Ironi Muara Angke, Air Bersih Sebatas Janji
Jakarta, tvOnenews.com - Di balik hiruk pikuk aktivitas Pelabuhan dan Tempat Pelelangan Ikan Muara Angke, tersimpan jerit sunyi warga yang setiap hari harus berjuang demi mendapatkan air bersih. Bukan untuk gaya hidup, melainkan untuk kebutuhan paling dasar: mandi, memasak, dan bertahan hidup.
Di kawasan pesisir ini, air laut yang asin, pipa air bersih yang tak kunjung mengalir, serta pasokan air yang tidak menentu memaksa warga bertahan dalam keterbatasan. Tanpa akses jaringan perpipaan, mereka terpaksa membeli air bersih dari pedagang keliling dengan biaya yang tidak sedikit.
Warga Muara Angke, khususnya di RW 22, mengaku harus mengeluarkan biaya sekitar Rp1 juta hingga Rp1,5 juta per bulan hanya untuk membeli air bersih. Angka tersebut nyaris setara dengan biaya sewa tempat tinggal, menjadikan air sebagai beban ekonomi harian yang berat.
Di sepanjang gang kawasan Muara Angke, pedagang air bersih bermodalkan gerobak dan jeriken menjadi pemandangan sehari-hari. Inilah satu-satunya cara warga memperoleh air, baik untuk kebutuhan rumah tangga maupun untuk menopang usaha mereka.
Bahkan di jantung ekonomi pesisir, air bersih menjadi kemewahan. Daeng, seorang pedagang udang yang telah puluhan tahun menggantungkan hidup di Muara Angke, mengaku harus merogoh kocek puluhan ribu rupiah setiap hari hanya untuk membersihkan hasil tangkapan. Tidak adanya fasilitas air tawar membuat biaya operasional melonjak dan keuntungan semakin tergerus.
Kondisi serupa dialami banyak keluarga. Sejumlah warga mengaku harus memilih antara belanja kebutuhan dapur atau membeli air untuk mandi.
Tanpa membeli air, mereka tak punya pilihan lain karena air laut tidak bisa digunakan untuk kebutuhan harian. Situasi ini perlahan menjadi kebiasaan pahit yang diterima dengan pasrah.
Selain mahal, kualitas air juga menjadi persoalan serius. Dinas Lingkungan Hidup DKI Jakarta pada 2024 mencatat bahwa air di kawasan Muara Angke tidak memenuhi baku mutu, dengan parameter penting seperti kekeruhan, pH, dan kadar amonia berada di luar ambang aman.

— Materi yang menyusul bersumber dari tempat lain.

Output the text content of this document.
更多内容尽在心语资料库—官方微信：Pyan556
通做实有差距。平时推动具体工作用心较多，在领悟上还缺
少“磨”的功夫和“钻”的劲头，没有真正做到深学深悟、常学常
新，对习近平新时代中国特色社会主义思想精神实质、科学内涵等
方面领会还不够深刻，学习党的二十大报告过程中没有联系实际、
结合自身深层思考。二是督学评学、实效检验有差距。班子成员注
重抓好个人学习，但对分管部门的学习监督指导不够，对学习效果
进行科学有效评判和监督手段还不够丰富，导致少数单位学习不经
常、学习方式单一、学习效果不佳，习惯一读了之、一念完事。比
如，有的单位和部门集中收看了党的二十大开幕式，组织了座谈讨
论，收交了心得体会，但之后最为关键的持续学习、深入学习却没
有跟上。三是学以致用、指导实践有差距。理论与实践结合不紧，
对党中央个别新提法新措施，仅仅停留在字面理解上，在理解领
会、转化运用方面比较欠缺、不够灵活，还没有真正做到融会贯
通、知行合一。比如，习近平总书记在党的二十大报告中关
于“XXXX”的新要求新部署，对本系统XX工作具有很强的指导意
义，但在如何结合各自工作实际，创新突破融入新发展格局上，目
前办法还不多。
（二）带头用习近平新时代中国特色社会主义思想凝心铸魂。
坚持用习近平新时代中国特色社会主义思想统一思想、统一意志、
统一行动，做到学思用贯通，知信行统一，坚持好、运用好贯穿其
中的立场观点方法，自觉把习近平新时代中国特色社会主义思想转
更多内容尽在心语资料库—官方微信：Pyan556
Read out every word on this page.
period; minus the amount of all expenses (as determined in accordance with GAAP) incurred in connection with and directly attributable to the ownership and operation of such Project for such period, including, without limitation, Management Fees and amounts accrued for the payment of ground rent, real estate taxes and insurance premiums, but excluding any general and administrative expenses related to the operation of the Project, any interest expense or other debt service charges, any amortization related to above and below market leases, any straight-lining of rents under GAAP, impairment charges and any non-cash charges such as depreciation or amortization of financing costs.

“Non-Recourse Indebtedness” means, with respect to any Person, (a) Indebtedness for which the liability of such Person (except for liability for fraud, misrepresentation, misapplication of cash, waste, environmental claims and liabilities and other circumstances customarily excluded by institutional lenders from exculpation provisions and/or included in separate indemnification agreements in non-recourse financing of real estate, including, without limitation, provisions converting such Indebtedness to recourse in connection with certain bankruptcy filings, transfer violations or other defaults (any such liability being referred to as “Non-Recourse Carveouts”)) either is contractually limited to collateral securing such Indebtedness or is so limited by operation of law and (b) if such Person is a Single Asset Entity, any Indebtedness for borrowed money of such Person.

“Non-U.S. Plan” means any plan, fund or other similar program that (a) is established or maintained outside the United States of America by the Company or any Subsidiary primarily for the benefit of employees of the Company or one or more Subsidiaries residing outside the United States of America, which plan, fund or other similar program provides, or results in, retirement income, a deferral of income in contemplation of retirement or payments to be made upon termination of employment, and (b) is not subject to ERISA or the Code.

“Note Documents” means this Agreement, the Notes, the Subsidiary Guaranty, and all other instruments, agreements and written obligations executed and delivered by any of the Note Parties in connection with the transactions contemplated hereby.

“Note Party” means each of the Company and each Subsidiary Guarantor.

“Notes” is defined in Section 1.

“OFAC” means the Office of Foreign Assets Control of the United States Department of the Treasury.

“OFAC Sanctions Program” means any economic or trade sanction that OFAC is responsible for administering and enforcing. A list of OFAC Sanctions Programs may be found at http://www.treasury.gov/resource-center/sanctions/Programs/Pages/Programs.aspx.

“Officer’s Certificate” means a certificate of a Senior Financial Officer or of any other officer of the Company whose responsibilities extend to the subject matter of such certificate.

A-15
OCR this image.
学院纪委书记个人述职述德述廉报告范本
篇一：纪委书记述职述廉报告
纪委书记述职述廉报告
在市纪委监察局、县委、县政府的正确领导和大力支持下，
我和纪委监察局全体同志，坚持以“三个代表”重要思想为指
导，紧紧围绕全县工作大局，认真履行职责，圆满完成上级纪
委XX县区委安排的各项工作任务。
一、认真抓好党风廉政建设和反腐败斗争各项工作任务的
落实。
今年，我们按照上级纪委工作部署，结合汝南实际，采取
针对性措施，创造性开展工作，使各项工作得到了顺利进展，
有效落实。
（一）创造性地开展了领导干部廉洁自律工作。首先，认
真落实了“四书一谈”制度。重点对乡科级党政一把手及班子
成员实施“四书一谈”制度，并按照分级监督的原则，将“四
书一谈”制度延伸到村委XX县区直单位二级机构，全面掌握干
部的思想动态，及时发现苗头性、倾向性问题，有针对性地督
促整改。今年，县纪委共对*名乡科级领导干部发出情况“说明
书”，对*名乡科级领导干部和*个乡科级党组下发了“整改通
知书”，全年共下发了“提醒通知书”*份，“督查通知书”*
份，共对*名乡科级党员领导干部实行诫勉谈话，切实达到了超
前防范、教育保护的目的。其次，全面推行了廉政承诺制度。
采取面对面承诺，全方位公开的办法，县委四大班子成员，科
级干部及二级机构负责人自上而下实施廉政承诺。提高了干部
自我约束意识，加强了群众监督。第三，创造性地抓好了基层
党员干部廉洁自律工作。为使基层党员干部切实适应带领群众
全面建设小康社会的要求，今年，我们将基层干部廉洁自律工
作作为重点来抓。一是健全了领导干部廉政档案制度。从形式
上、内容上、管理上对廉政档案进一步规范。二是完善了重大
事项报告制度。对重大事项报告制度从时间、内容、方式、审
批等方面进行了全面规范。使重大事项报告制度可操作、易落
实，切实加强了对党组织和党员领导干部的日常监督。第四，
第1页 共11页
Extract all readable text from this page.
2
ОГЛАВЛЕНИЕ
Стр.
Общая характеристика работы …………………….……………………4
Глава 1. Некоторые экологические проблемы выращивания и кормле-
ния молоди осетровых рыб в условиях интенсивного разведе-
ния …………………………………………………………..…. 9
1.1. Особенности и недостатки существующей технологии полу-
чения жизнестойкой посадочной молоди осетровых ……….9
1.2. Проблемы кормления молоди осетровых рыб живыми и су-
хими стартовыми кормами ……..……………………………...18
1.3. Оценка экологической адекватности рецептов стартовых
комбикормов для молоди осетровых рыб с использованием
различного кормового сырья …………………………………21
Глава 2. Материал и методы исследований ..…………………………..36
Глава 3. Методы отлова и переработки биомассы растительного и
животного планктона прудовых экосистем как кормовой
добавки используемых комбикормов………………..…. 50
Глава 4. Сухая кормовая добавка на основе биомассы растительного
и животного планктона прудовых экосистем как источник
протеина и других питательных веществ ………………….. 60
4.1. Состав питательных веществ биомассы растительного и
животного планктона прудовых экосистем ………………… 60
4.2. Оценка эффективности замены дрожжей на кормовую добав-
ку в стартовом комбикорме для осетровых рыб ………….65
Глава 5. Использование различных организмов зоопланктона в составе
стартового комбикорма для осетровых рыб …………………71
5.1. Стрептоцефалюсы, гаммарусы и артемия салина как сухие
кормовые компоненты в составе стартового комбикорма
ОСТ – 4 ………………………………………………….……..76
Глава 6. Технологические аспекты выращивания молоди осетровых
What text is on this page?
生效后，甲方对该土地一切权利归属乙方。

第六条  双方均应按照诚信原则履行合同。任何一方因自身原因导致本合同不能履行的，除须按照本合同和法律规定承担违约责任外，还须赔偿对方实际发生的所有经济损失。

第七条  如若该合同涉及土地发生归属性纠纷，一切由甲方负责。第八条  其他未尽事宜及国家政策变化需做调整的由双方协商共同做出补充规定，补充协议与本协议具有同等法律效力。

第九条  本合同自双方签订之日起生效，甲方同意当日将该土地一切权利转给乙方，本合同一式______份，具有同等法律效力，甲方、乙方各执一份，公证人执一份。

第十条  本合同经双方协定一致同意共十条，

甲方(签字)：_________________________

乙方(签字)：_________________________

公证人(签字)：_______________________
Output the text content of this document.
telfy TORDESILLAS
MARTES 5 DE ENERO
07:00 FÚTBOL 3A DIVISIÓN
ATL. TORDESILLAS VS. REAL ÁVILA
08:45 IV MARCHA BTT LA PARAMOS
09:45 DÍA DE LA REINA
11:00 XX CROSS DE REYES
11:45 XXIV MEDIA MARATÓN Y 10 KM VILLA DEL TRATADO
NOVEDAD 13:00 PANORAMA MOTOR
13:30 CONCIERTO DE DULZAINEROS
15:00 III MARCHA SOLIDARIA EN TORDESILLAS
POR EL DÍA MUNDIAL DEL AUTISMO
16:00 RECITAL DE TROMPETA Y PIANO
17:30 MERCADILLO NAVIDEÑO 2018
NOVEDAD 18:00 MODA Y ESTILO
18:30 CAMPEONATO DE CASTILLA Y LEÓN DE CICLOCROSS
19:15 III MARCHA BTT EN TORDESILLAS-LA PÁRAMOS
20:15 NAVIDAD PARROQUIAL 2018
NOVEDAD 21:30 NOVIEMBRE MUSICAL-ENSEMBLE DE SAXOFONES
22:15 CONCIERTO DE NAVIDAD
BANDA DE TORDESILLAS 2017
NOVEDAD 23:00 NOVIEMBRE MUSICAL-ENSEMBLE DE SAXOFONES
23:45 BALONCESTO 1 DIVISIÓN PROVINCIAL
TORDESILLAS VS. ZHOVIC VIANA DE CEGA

Ironisnya, warga justru harus membeli air dengan harga 100 hingga 150 kali lebih mahal dibanding tarif resmi PAM Jaya.
Akibat kondisi ini, warga terpaksa menghemat air secara ekstrem, menunda kebutuhan lain, bahkan mengorbankan aspek kebersihan dan kesehatan.
Air bukan sekadar untuk diminum, tetapi menyangkut kebersihan, kesehatan, dan kualitas hidup secara menyeluruh.
PAM Jaya menyebut wilayah RW 22 Muara Angke, dengan sekitar 1.800 pelanggan, memang belum terlayani jaringan perpipaan. Namun, perusahaan daerah itu menyatakan telah berkomitmen untuk mulai pembangunan infrastruktur perpipaan pada Januari 2026, setelah proses administrasi dan perencanaan rampung.
Artinya, warga Muara Angke masih harus bertahan dengan air mahal dan kualitas yang tidak layak setidaknya hingga dua tahun ke depan. Di tengah laut yang mengelilingi kehidupan mereka, warga justru hidup dalam kehausan akan air bersih.
Janji pemerintah kini ditagih untuk benar-benar hadir, sebab akses air bersih bukan sekadar fasilitas, melainkan ukuran keadilan yang seharusnya mengalir hingga ke wilayah paling pinggir kota.